Thanks Robbie. When you mean bend the mounting lip...do you mean to push the metal part where the screws go through for mounting inward?

Also, cleaned it well about a week ago with a small vaccum...but most of it is put together with rivets vs screws, so its very difficult to take it apart and oil/clean. Any suggestions?


----------



## rickw (Feb 28, 2009)

I used to push a shim (wedge/splinter of wood) under the lip of the blower on my old Answer where it almost touched the floor. That seemed to mechanically load it somehow to quiet down the rattle. While cleaning it seems like a good idea (it will need it), it didn't really make mine quieter.


----------



## Robbie (Mar 1, 2009)

Yes, bend the lip inward very slight. You might want to gently tap on lip with a hammer while it is laying on the floor.

         All this does is make the frame of blower push more firmly against stove when put back on.

         It does not take much, just a couple taps above each hole. You must remove motor to clean. Use a long bristle brush to sweep the fan blades while vaccuming. Also make small hose adapter to insert inside areas of fan so you can clean all dust out.

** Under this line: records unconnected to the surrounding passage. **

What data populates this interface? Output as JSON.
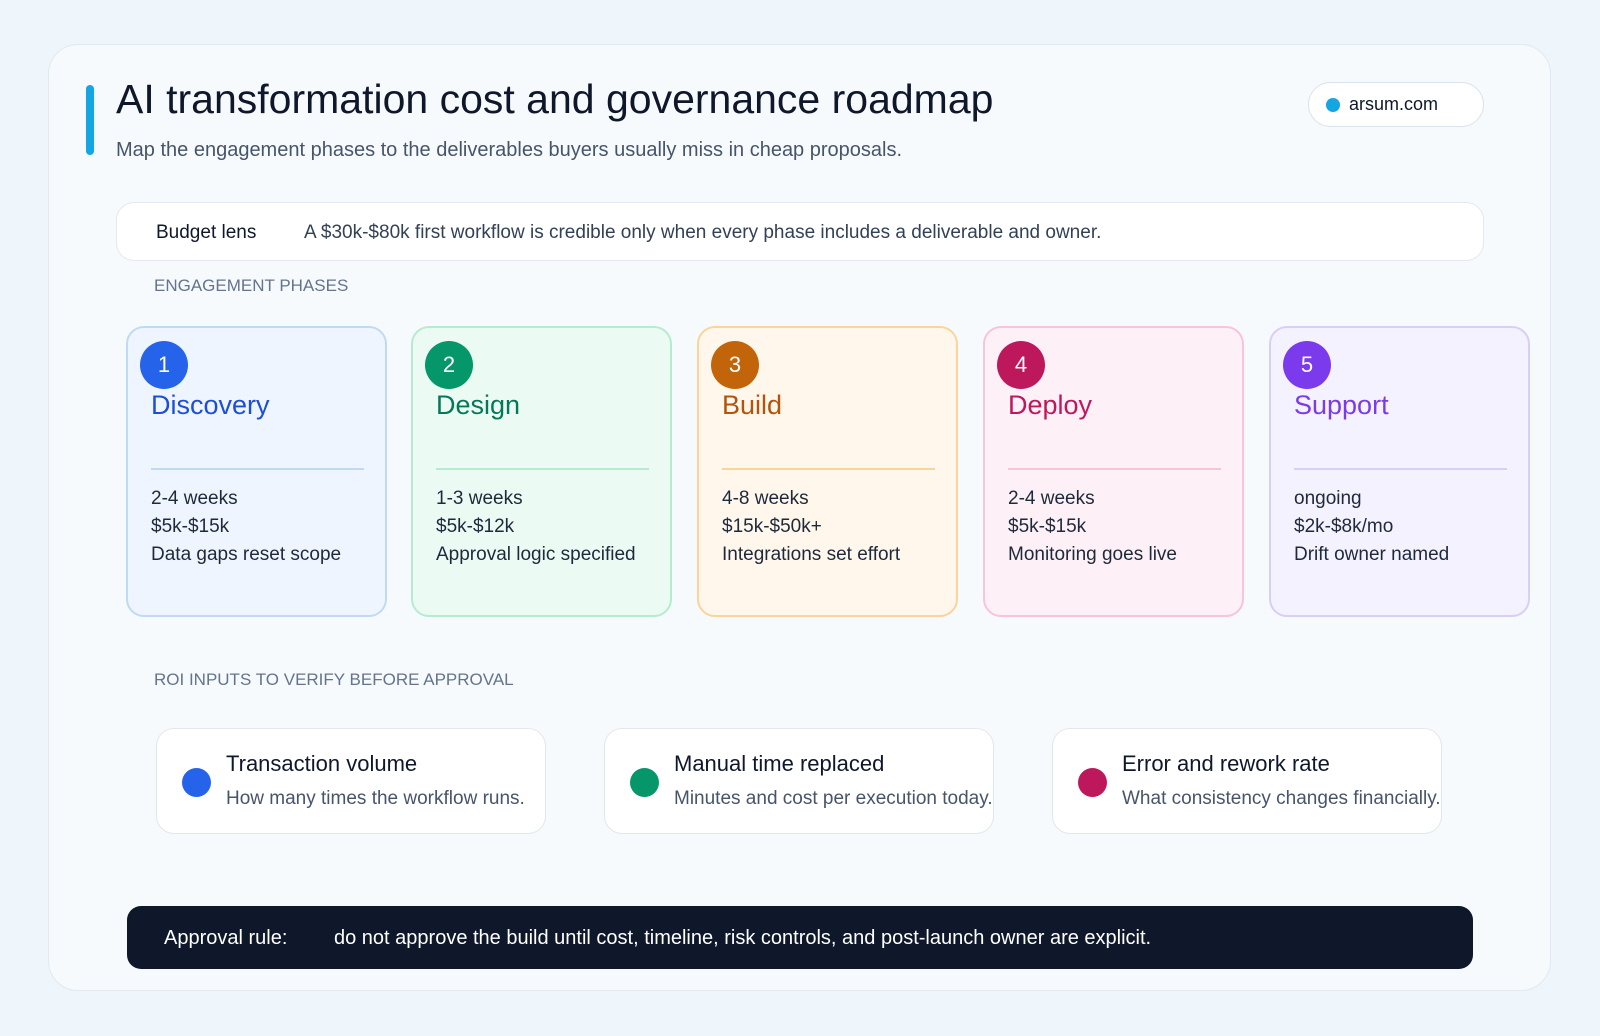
{
  "header": {
    "title": "AI transformation cost and governance roadmap",
    "subtitle": "Map the engagement phases to the deliverables buyers usually miss in cheap proposals.",
    "badge": "arsum.com"
  },
  "budget": {
    "label": "Budget lens",
    "text": "A $30k-$80k first workflow is credible only when every phase includes a deliverable and owner."
  },
  "phases": {
    "heading": "ENGAGEMENT PHASES",
    "items": [
      {
        "number": "1",
        "name": "Discovery",
        "duration": "2-4 weeks",
        "cost": "$5k-$15k",
        "note": "Data gaps reset scope"
      },
      {
        "number": "2",
        "name": "Design",
        "duration": "1-3 weeks",
        "cost": "$5k-$12k",
        "note": "Approval logic specified"
      },
      {
        "number": "3",
        "name": "Build",
        "duration": "4-8 weeks",
        "cost": "$15k-$50k+",
        "note": "Integrations set effort"
      },
      {
        "number": "4",
        "name": "Deploy",
        "duration": "2-4 weeks",
        "cost": "$5k-$15k",
        "note": "Monitoring goes live"
      },
      {
        "number": "5",
        "name": "Support",
        "duration": "ongoing",
        "cost": "$2k-$8k/mo",
        "note": "Drift owner named"
      }
    ]
  },
  "roi": {
    "heading": "ROI INPUTS TO VERIFY BEFORE APPROVAL",
    "items": [
      {
        "title": "Transaction volume",
        "description": "How many times the workflow runs."
      },
      {
        "title": "Manual time replaced",
        "description": "Minutes and cost per execution today."
      },
      {
        "title": "Error and rework rate",
        "description": "What consistency changes financially."
      }
    ]
  },
  "approval": {
    "label": "Approval rule:",
    "text": "do not approve the build until cost, timeline, risk controls, and post-launch owner are explicit."
  }
}
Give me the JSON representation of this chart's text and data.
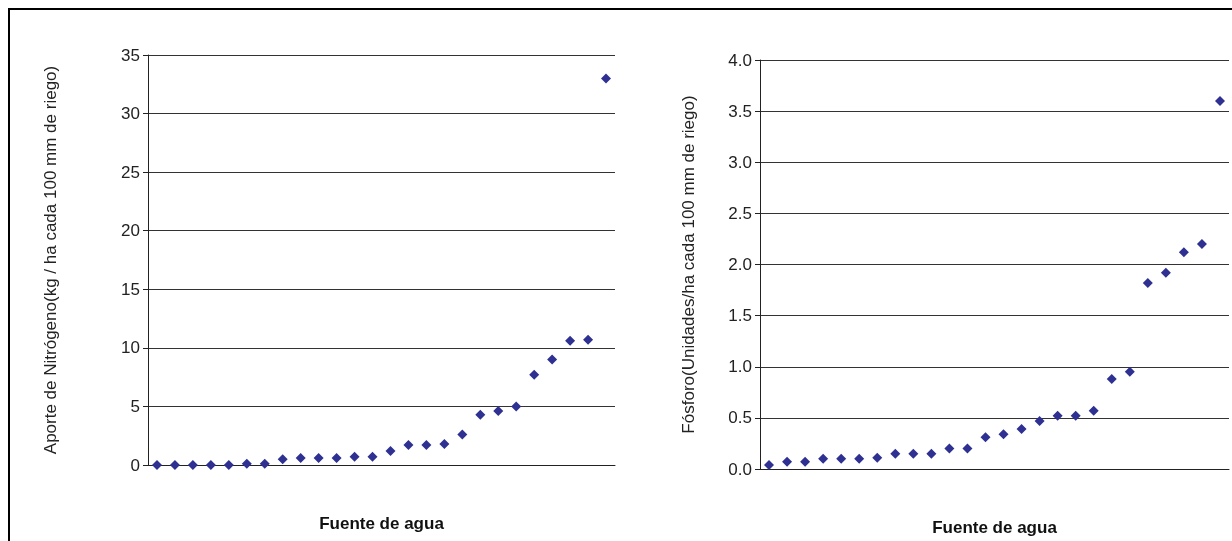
{
  "chart_data": [
    {
      "type": "scatter",
      "xlabel": "Fuente de agua",
      "ylabel": "Aporte de Nitrógeno(kg / ha cada 100 mm de riego)",
      "categories": [
        null,
        null,
        null,
        null,
        null,
        null,
        null,
        null,
        null,
        null,
        null,
        null,
        null,
        null,
        null,
        null,
        null,
        null,
        null,
        null,
        null,
        null,
        null,
        null,
        null,
        null
      ],
      "series": [
        {
          "color": "#2e3192",
          "values": [
            0,
            0,
            0,
            0,
            0,
            0.1,
            0.1,
            0.5,
            0.6,
            0.6,
            0.6,
            0.7,
            0.7,
            1.2,
            1.7,
            1.7,
            1.8,
            2.6,
            4.3,
            4.6,
            5.0,
            7.7,
            9.0,
            10.6,
            10.7,
            33
          ]
        }
      ],
      "ylim": [
        0,
        35
      ],
      "yticks": [
        0,
        5,
        10,
        15,
        20,
        25,
        30,
        35
      ],
      "grid": "y",
      "marker": "diamond",
      "tick_labels": "y"
    },
    {
      "type": "scatter",
      "xlabel": "Fuente de agua",
      "ylabel": "Fósforo(Unidades/ha cada 100 mm de riego)",
      "categories": [
        null,
        null,
        null,
        null,
        null,
        null,
        null,
        null,
        null,
        null,
        null,
        null,
        null,
        null,
        null,
        null,
        null,
        null,
        null,
        null,
        null,
        null,
        null,
        null,
        null,
        null
      ],
      "series": [
        {
          "color": "#2e3192",
          "values": [
            0.04,
            0.07,
            0.07,
            0.1,
            0.1,
            0.1,
            0.11,
            0.15,
            0.15,
            0.15,
            0.2,
            0.2,
            0.31,
            0.34,
            0.39,
            0.47,
            0.52,
            0.52,
            0.57,
            0.88,
            0.95,
            1.82,
            1.92,
            2.12,
            2.2,
            3.6
          ]
        }
      ],
      "ylim": [
        0,
        4
      ],
      "yticks": [
        {
          "value": 0,
          "label": "0.0"
        },
        {
          "value": 0.5,
          "label": "0.5"
        },
        {
          "value": 1,
          "label": "1.0"
        },
        {
          "value": 1.5,
          "label": "1.5"
        },
        {
          "value": 2,
          "label": "2.0"
        },
        {
          "value": 2.5,
          "label": "2.5"
        },
        {
          "value": 3,
          "label": "3.0"
        },
        {
          "value": 3.5,
          "label": "3.5"
        },
        {
          "value": 4,
          "label": "4.0"
        }
      ],
      "grid": "y",
      "marker": "diamond",
      "tick_labels": "y"
    }
  ]
}
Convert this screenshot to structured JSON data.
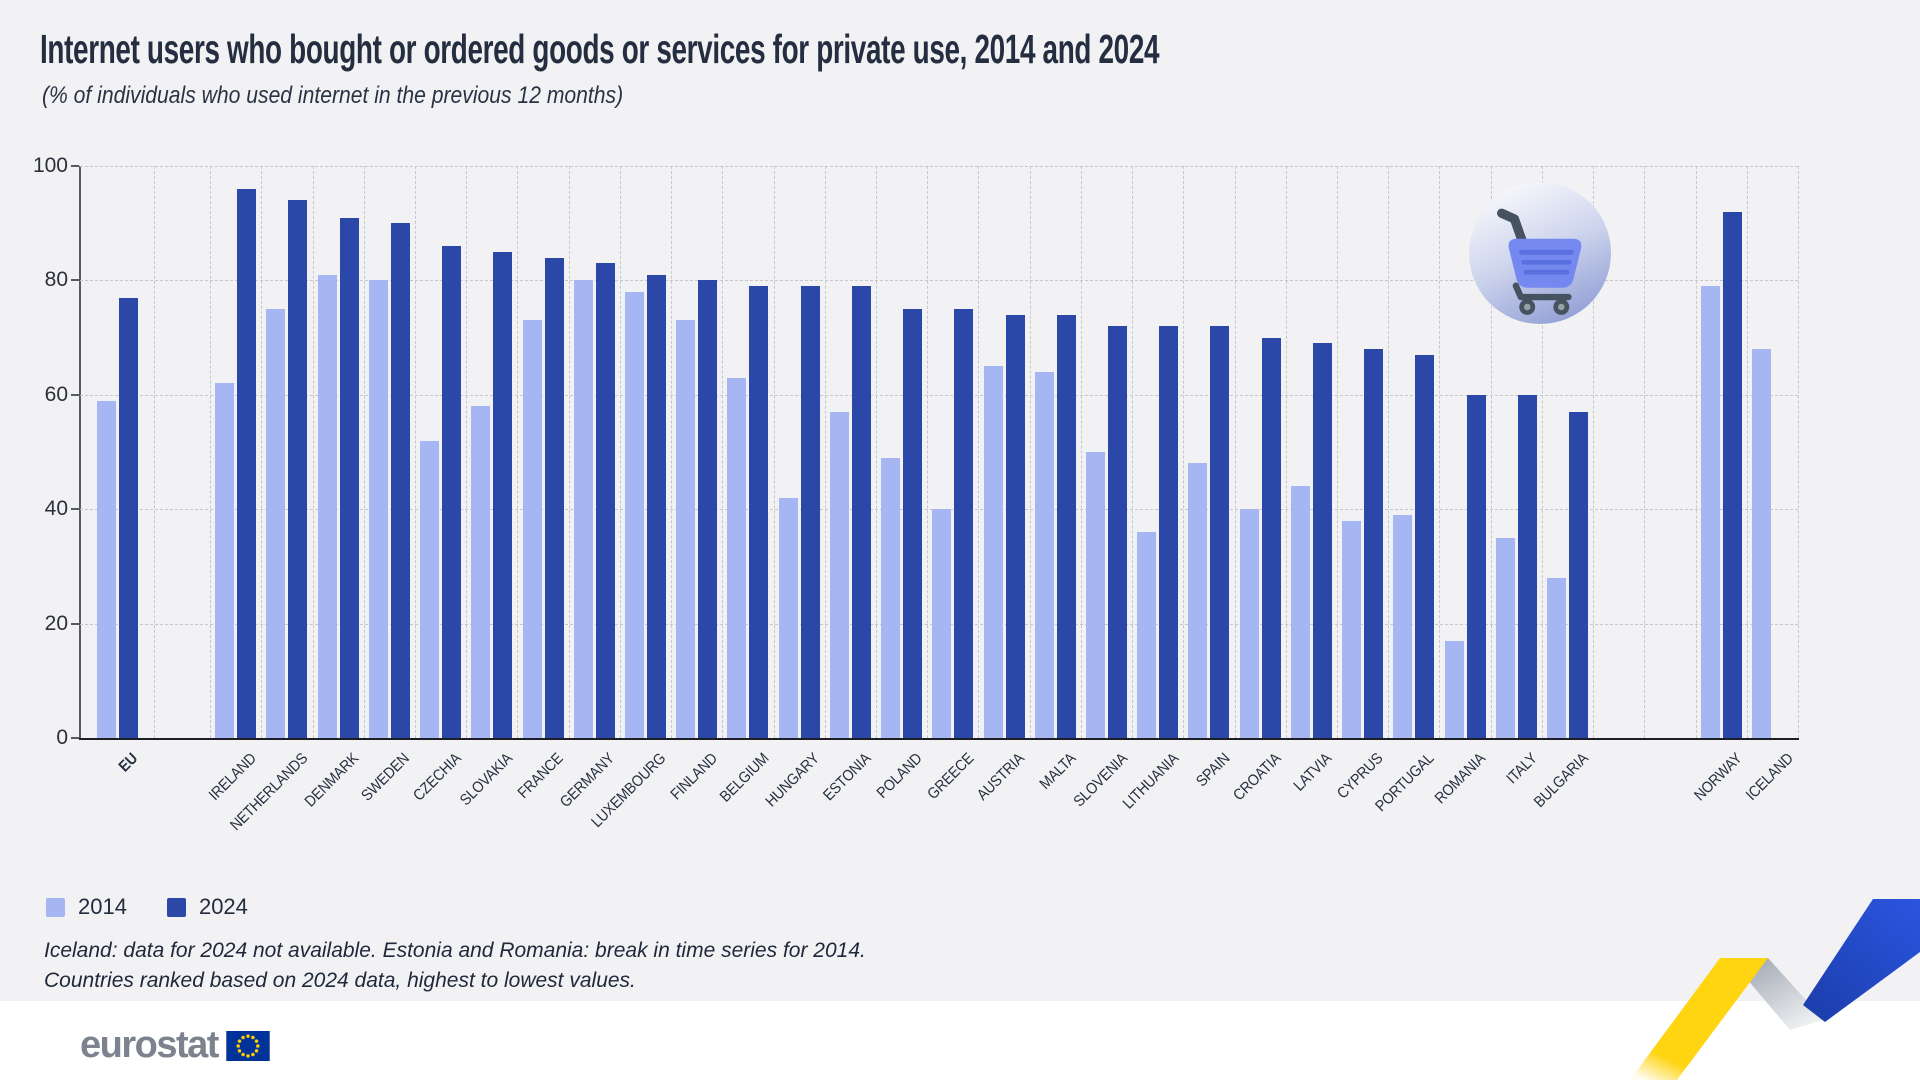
{
  "title": "Internet users who bought or ordered goods or services for private use, 2014 and 2024",
  "subtitle": "(% of individuals who used internet in the previous 12 months)",
  "legend": {
    "items": [
      {
        "label": "2014",
        "color": "#a5b6f3"
      },
      {
        "label": "2024",
        "color": "#2b48a8"
      }
    ]
  },
  "footnotes": [
    "Iceland: data for 2024 not available. Estonia and Romania: break in time series for 2014.",
    "Countries ranked based on 2024 data, highest to lowest values."
  ],
  "logo": {
    "text": "eurostat"
  },
  "colors": {
    "background": "#f2f2f4",
    "footer_band": "#ffffff",
    "bar_2014": "#a5b6f3",
    "bar_2024": "#2b48a8",
    "grid": "#c6c7ca",
    "axis": "#565b63",
    "text": "#232c3d",
    "logo_gray": "#7c838e",
    "flag_blue": "#003399",
    "flag_stars": "#ffcc00",
    "ribbon_yellow": "#ffd410",
    "ribbon_blue": "#2148cf"
  },
  "chart_data": {
    "type": "bar",
    "title": "Internet users who bought or ordered goods or services for private use, 2014 and 2024",
    "categories": [
      "EU",
      "IRELAND",
      "NETHERLANDS",
      "DENMARK",
      "SWEDEN",
      "CZECHIA",
      "SLOVAKIA",
      "FRANCE",
      "GERMANY",
      "LUXEMBOURG",
      "FINLAND",
      "BELGIUM",
      "HUNGARY",
      "ESTONIA",
      "POLAND",
      "GREECE",
      "AUSTRIA",
      "MALTA",
      "SLOVENIA",
      "LITHUANIA",
      "SPAIN",
      "CROATIA",
      "LATVIA",
      "CYPRUS",
      "PORTUGAL",
      "ROMANIA",
      "ITALY",
      "BULGARIA",
      "NORWAY",
      "ICELAND"
    ],
    "series": [
      {
        "name": "2014",
        "values": [
          59,
          62,
          75,
          81,
          80,
          52,
          58,
          73,
          80,
          78,
          73,
          63,
          42,
          57,
          49,
          40,
          65,
          64,
          50,
          36,
          48,
          40,
          44,
          38,
          39,
          17,
          35,
          28,
          79,
          68
        ]
      },
      {
        "name": "2024",
        "values": [
          77,
          96,
          94,
          91,
          90,
          86,
          85,
          84,
          83,
          81,
          80,
          79,
          79,
          79,
          75,
          75,
          74,
          74,
          72,
          72,
          72,
          70,
          69,
          68,
          67,
          60,
          60,
          57,
          92,
          null
        ]
      }
    ],
    "ylim": [
      0,
      100
    ],
    "yticks": [
      0,
      20,
      40,
      60,
      80,
      100
    ],
    "grid": "dashed",
    "legend_position": "bottom-left",
    "bold_categories": [
      "EU"
    ],
    "gaps": [
      {
        "after_index": 0,
        "cells": 1
      },
      {
        "after_index": 27,
        "cells": 2
      }
    ]
  }
}
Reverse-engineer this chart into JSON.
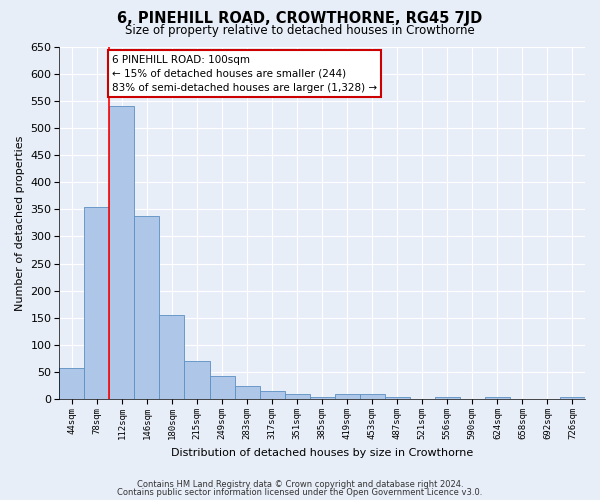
{
  "title": "6, PINEHILL ROAD, CROWTHORNE, RG45 7JD",
  "subtitle": "Size of property relative to detached houses in Crowthorne",
  "xlabel": "Distribution of detached houses by size in Crowthorne",
  "ylabel": "Number of detached properties",
  "footnote1": "Contains HM Land Registry data © Crown copyright and database right 2024.",
  "footnote2": "Contains public sector information licensed under the Open Government Licence v3.0.",
  "bar_labels": [
    "44sqm",
    "78sqm",
    "112sqm",
    "146sqm",
    "180sqm",
    "215sqm",
    "249sqm",
    "283sqm",
    "317sqm",
    "351sqm",
    "385sqm",
    "419sqm",
    "453sqm",
    "487sqm",
    "521sqm",
    "556sqm",
    "590sqm",
    "624sqm",
    "658sqm",
    "692sqm",
    "726sqm"
  ],
  "bar_values": [
    57,
    354,
    541,
    338,
    155,
    70,
    42,
    25,
    16,
    10,
    5,
    9,
    10,
    5,
    1,
    5,
    1,
    5,
    1,
    1,
    5
  ],
  "bar_color": "#aec6e8",
  "bar_edge_color": "#5a8fc2",
  "annotation_text": "6 PINEHILL ROAD: 100sqm\n← 15% of detached houses are smaller (244)\n83% of semi-detached houses are larger (1,328) →",
  "red_line_x": 1.5,
  "ylim": [
    0,
    650
  ],
  "yticks": [
    0,
    50,
    100,
    150,
    200,
    250,
    300,
    350,
    400,
    450,
    500,
    550,
    600,
    650
  ],
  "background_color": "#e8eef8",
  "grid_color": "#ffffff",
  "annotation_box_color": "#cc0000"
}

         Use duct tape to attach smaller hose to shop vac hose. (old water hose or smaller works well)

          Use an oil tube extension (very small like the small red tubes that come with spray cans) to fit in and oil each end of motor bushings.

          This whole deal takes about 30 minutes to do but is worth it when you get it back on and hear how smooth it runs from low to high.

          Once a season is all it takes. 


           Robbie


----------



## southland (Mar 1, 2009)

Just curious, but why don't you burn the stove overnight?


----------



## begreen (Mar 1, 2009)

Small firebox I would guess. It only will get 3-4 hr burns normally. Maybe 5 in a pinch.


----------



## daveswoodhauler (Mar 2, 2009)

Southland said:
			
		

> Just curious, but why don't you burn the stove overnight?



Well, with the small firebox, I would need to stay up until 11:30 and get up at 4:00    I need more sleep than that


----------



## rickw (Mar 2, 2009)

Yup, when I was burning with my old Answer it was a very dicey proposition to go overnight. Was usually up at least once to feed it. But, its a happy stove and works fine as long as you're there to load it.


----------